Tensions on the Rise in China’s Xinjiang Province
According to a recent report by Radio Free Asia, at least 17 assailants, armed with knives, attacked a group of Han Chinese coal miners in Baicheng, Xinjiang Provence, China. By morning, more than 50 people had been killed and dozens wounded.
The September attack was the latest in a long series of aggressions, and the attackers, whom authorities suspect to be ethnic Uighurs, all escaped into the Tianshan Mountains, near the borders of Kyrgyzstan and Kazakhstan.
Radio Free Asia cited a Baicheng official as suggesting the attackers were seeking vengeance for their families who had been punished for violating strict regulations on the practice of Islam.
The regulations, such as barring women from veiling their faces and barring men from sporting long beards, were implemented by local authorities in an effort to combat religious extremism in a region with a significant Muslim population.
Despite living in a so-called “autonomous region”, the Muslim Uighurs of Xinjiang have long been persecuted, but China denies the allegations, maintaining that it guarantees religious freedom, and recognises five major religious groups — Islam, Buddhism, Taoism, Catholicism and Protestantism.
However, those who worship must do so under the watchful eye of patriotic religious associations, who impose strict government controls such as the removal of crosses and the crackdown on underground churches.
It is these strict government controls on Islam, along with dwindling economic opportunities for Uighurs, which are blamed for the increase in social unrest and violence in the Xinjiang province, and which go against China’s own edicts on religious freedom.
While it may never be known whether or not these latest attacks were inspired by inhumane treatment or motivated by economic factors, what is sure is that further government restrictions will only result in more attacks, greater radicalisation, and continued instability in this isolated region of China.

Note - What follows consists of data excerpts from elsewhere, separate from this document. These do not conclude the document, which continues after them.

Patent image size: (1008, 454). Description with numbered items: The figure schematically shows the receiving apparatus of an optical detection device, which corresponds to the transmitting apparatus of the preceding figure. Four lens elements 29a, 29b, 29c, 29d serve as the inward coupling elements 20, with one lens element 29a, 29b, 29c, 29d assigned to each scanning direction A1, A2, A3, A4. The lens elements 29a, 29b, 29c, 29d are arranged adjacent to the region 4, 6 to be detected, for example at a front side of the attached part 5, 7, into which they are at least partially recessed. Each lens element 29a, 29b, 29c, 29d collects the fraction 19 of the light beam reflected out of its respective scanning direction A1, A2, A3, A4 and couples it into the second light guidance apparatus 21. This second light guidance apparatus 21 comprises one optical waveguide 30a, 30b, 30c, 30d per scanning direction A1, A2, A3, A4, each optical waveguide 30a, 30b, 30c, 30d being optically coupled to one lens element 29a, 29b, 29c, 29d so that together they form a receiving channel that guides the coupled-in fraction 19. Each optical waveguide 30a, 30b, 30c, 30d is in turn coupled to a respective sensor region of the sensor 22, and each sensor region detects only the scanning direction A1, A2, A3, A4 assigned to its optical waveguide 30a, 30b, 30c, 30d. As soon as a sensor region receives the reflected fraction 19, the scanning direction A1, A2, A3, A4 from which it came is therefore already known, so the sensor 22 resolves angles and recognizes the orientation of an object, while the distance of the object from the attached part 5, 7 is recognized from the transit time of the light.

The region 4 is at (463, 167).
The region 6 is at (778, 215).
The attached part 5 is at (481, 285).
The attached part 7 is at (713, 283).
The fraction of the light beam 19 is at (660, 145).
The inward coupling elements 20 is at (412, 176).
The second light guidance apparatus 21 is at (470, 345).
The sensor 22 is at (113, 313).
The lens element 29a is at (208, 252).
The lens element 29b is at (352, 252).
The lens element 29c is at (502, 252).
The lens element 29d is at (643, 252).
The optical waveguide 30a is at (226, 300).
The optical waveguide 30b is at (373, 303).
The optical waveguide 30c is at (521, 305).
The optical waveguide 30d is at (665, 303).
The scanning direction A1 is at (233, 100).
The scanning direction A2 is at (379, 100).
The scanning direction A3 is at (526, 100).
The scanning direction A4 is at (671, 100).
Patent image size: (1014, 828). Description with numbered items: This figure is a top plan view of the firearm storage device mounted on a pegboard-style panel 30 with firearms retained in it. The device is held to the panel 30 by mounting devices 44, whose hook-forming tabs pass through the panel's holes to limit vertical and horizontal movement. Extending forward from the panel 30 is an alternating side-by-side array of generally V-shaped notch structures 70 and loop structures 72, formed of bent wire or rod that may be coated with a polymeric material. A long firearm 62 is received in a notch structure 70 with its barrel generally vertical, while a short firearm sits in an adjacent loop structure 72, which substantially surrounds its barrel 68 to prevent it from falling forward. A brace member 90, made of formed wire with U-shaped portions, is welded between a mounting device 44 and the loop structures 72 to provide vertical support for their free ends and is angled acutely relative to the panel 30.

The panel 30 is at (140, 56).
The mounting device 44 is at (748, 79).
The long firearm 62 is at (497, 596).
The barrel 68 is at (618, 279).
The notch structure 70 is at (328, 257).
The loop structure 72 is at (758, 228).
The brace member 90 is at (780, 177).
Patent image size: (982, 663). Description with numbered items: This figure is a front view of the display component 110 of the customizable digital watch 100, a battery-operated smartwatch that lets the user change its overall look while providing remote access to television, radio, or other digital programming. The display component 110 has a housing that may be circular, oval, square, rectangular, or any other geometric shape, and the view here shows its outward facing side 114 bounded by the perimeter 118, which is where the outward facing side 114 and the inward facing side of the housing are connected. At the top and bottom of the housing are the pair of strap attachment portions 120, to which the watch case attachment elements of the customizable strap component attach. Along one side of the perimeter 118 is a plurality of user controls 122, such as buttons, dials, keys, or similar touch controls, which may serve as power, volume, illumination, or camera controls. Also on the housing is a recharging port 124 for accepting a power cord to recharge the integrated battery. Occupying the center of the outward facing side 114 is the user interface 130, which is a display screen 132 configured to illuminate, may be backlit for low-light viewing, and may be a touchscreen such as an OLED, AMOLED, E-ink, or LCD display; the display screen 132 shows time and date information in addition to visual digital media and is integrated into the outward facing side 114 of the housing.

- Pray for the Muslim Uighurs in China, who daily battle with harsh restriction and controls, face the threat of imprisonment and struggle to find work or to provide for their families. Pray that many will have encounter with Jesus, through dreams and visions, and come to know His life, love and freedom.
- Pray for the Chinese government to allow freedom of worship for religious minorities, and for Christians in China who also face ongoing persecution and restrictions.
- Pray for peace in the Xinjiang province, for access to this region for Christians workers, and for the spread of the Gospel to China’s Muslim population.
2 Corinthians 3 vs 17: “Now the Lord is the Spirit, and where the Spirit of the Lord is, there is freedom.”